Paroles et  musique : Jean-Claude GIANADDA

 

Disque : Marseille Ensoleiller

 

 

 

 

 

 

 

1.- Anaïs,

Voilà bien un prénom qui sent bon la Provence

La "grâce" et la quiétude des bords de la Durance

Le sourire des fleurs sous un soleil immense.

Le son du galoubet qui invite à la danse.

Anaïs,

Tu ne demandes rien, qu’un cabanon, un ciel.

De  "sages" oliviers sous un rude soleil.

Un plateau de lavande où  s’amuse l’abeille. 

Un bouillon de lasagnes et un gâteau au miel.

 

 Refrain :

C’est ça peut-être,  la Provence :

La joie de vivre, la joie d’aimer

La liberté, un cœur immense,

Des légendes et des secrets.

 

2.- Anaïs,

Et ta robe rebelle flotte au Mistral dansant, 

Ce  vent dans tes cheveux me renvoie son "plein chant".

De Nyons à Forcalquier, aux garrigues d’Ouessant,

Là, même  les cigales semblent avoir "l’accent". 

Anaïs,

Dans tes yeux de chimère, de mirages et de vents.

Des terrasses de pierres,  les Mées : ses Pénitents.

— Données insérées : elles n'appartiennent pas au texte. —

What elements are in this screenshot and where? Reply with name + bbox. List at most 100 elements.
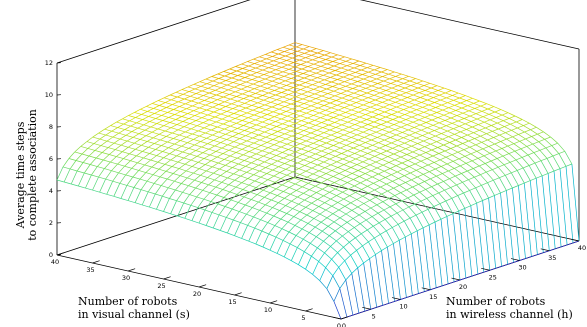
mesh-line-s [273, 85, 281, 89]
mesh-line-s [342, 72, 350, 76]
mesh-line-h [380, 121, 388, 125]
mesh-line-h [441, 163, 448, 167]
mesh-line-s [208, 119, 217, 123]
mesh-line-h [273, 58, 280, 62]
mesh-line-h [474, 105, 481, 109]
mesh-line-h [411, 143, 418, 147]
mesh-line-h [277, 101, 285, 105]
mesh-line-s [81, 153, 90, 157]
mesh-line-s [347, 95, 356, 99]
mesh-line-h [350, 76, 357, 80]
mesh-line-h [317, 195, 324, 200]
mesh-line-h [395, 200, 403, 205]
mesh-line-h [288, 146, 295, 150]
mesh-line-h [329, 188, 336, 193]
mesh-line-s [454, 104, 462, 109]
mesh-line-h [315, 150, 322, 155]
mesh-line-s [205, 225, 214, 229]
mesh-line-s [194, 144, 202, 148]
mesh-line-s [558, 153, 567, 167]
mesh-line-h [245, 79, 253, 83]
mesh-line-h [215, 147, 223, 152]
mesh-line-h [479, 127, 486, 131]
mesh-line-s [206, 83, 215, 87]
mesh-line-h [481, 182, 488, 186]
mesh-line-h [282, 120, 289, 125]
mesh-line-h [425, 119, 433, 123]
mesh-line-h [387, 187, 394, 192]
mesh-line-h [298, 135, 306, 139]
mesh-line-h [327, 90, 334, 94]
mesh-line-h [449, 175, 456, 180]
mesh-line-h [438, 189, 445, 194]
mesh-line-h [388, 195, 395, 199]
mesh-line-s [272, 80, 280, 84]
mesh-line-h [320, 88, 327, 92]
mesh-line-h [383, 104, 390, 108]
mesh-line-s [339, 114, 347, 118]
mesh-line-s [365, 173, 373, 178]
y-tick-mark [391, 297, 401, 300]
mesh-line-h [295, 180, 302, 185]
mesh-line-h [236, 68, 243, 72]
mesh-line-s [197, 207, 206, 211]
mesh-line-s [159, 133, 167, 137]
mesh-line-h [254, 176, 261, 182]
mesh-line-h [249, 93, 256, 97]
mesh-line-s [564, 151, 573, 165]
mesh-line-h [244, 74, 252, 78]
mesh-line-s [347, 182, 355, 187]
mesh-line-s [133, 187, 142, 191]
mesh-line-s [230, 98, 238, 102]
mesh-line-s [265, 136, 274, 140]
mesh-line-h [308, 179, 315, 184]
mesh-line-h [369, 196, 376, 201]
mesh-line-h [282, 231, 290, 241]
mesh-line-s [446, 97, 454, 101]
mesh-line-s [298, 55, 306, 59]
mesh-line-s [333, 221, 342, 227]
mesh-line-s [488, 113, 497, 118]
mesh-line-h [428, 221, 436, 226]
mesh-line-s [248, 240, 256, 245]
mesh-line-h [328, 70, 336, 74]
mesh-line-h [190, 156, 198, 161]
mesh-line-h [416, 135, 423, 139]
mesh-line-s [118, 172, 126, 176]
mesh-line-h [140, 106, 147, 110]
mesh-line-s [366, 147, 374, 152]
mesh-line-h [367, 182, 374, 187]
mesh-line-s [201, 182, 209, 186]
mesh-line-s [337, 137, 346, 141]
mesh-line-h [430, 141, 437, 145]
mesh-line-h [242, 90, 249, 95]
mesh-line-s [398, 240, 407, 298]
mesh-line-s [442, 138, 450, 143]
mesh-line-h [470, 150, 478, 155]
mesh-line-s [337, 202, 346, 207]
mesh-line-s [189, 153, 198, 157]
mesh-line-h [293, 174, 301, 179]
mesh-line-h [155, 185, 162, 195]
mesh-line-h [74, 146, 82, 153]
mesh-line-s [315, 185, 323, 190]
mesh-line-s [164, 97, 172, 101]
mesh-line-s [335, 100, 344, 104]
mesh-line-s [388, 99, 396, 103]
mesh-line-s [218, 214, 227, 218]
mesh-line-s [296, 156, 304, 161]
mesh-line-h [88, 150, 96, 157]
mesh-line-h [234, 222, 241, 236]
mesh-line-s [299, 59, 307, 63]
mesh-line-s [406, 189, 415, 196]
mesh-line-s [169, 198, 177, 202]
mesh-line-s [242, 68, 250, 71]
mesh-line-s [267, 179, 276, 183]
mesh-line-s [401, 73, 409, 77]
mesh-line-s [454, 168, 462, 174]
mesh-line-h [417, 111, 424, 116]
mesh-line-h [266, 169, 273, 174]
mesh-line-s [149, 153, 157, 156]
mesh-line-s [254, 180, 263, 184]
mesh-line-h [306, 84, 313, 88]
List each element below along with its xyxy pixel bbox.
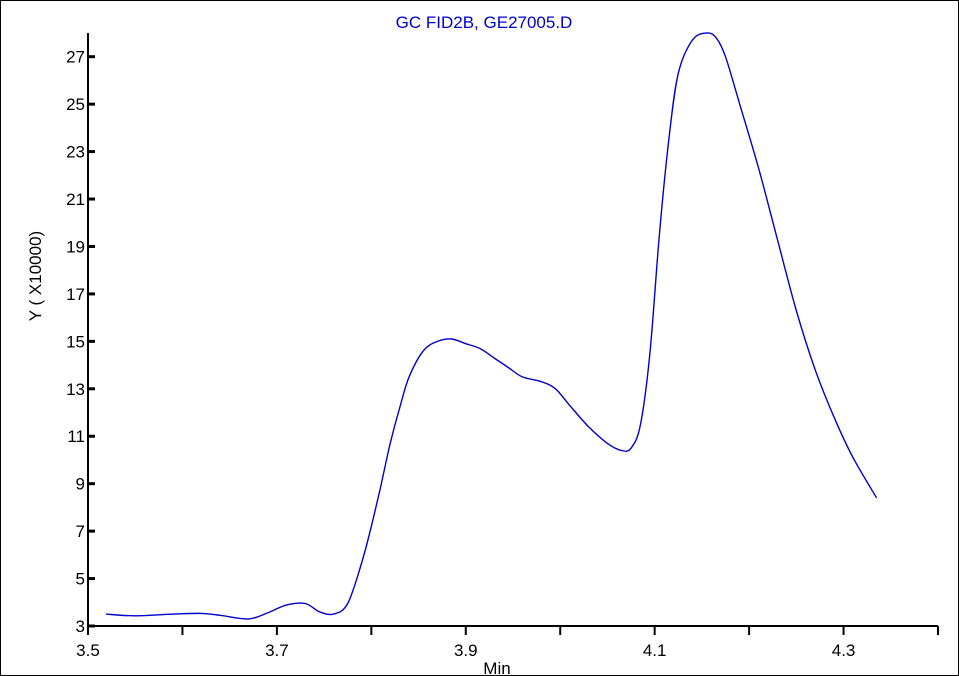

De Digne à Oraison, tellement d’artisans,

La chaîne de l’étoile en perd son firmament !

 

3.- Anaïs,

Résonne dans ce nom, les  montagnes vivantes. 

Les bergers, les sonnailles, la garrigue bruissante.

Musiques de cyprès, sécheresse craquante.

Le dialecte "gavot", peuchère, qu’on invente.

Anaïs,

Les gestes ancestraux, me font toujours rêver :

Sarcler un pied de vigne, réparer un filet,

Remonter la murette ou tresser un panier

Ou boire à la fontaine, car la sieste est sacrée !

 

4.- Anaïs,

Si belle mais captive de tous ces estivants

De touristes heureux épris ou même amants.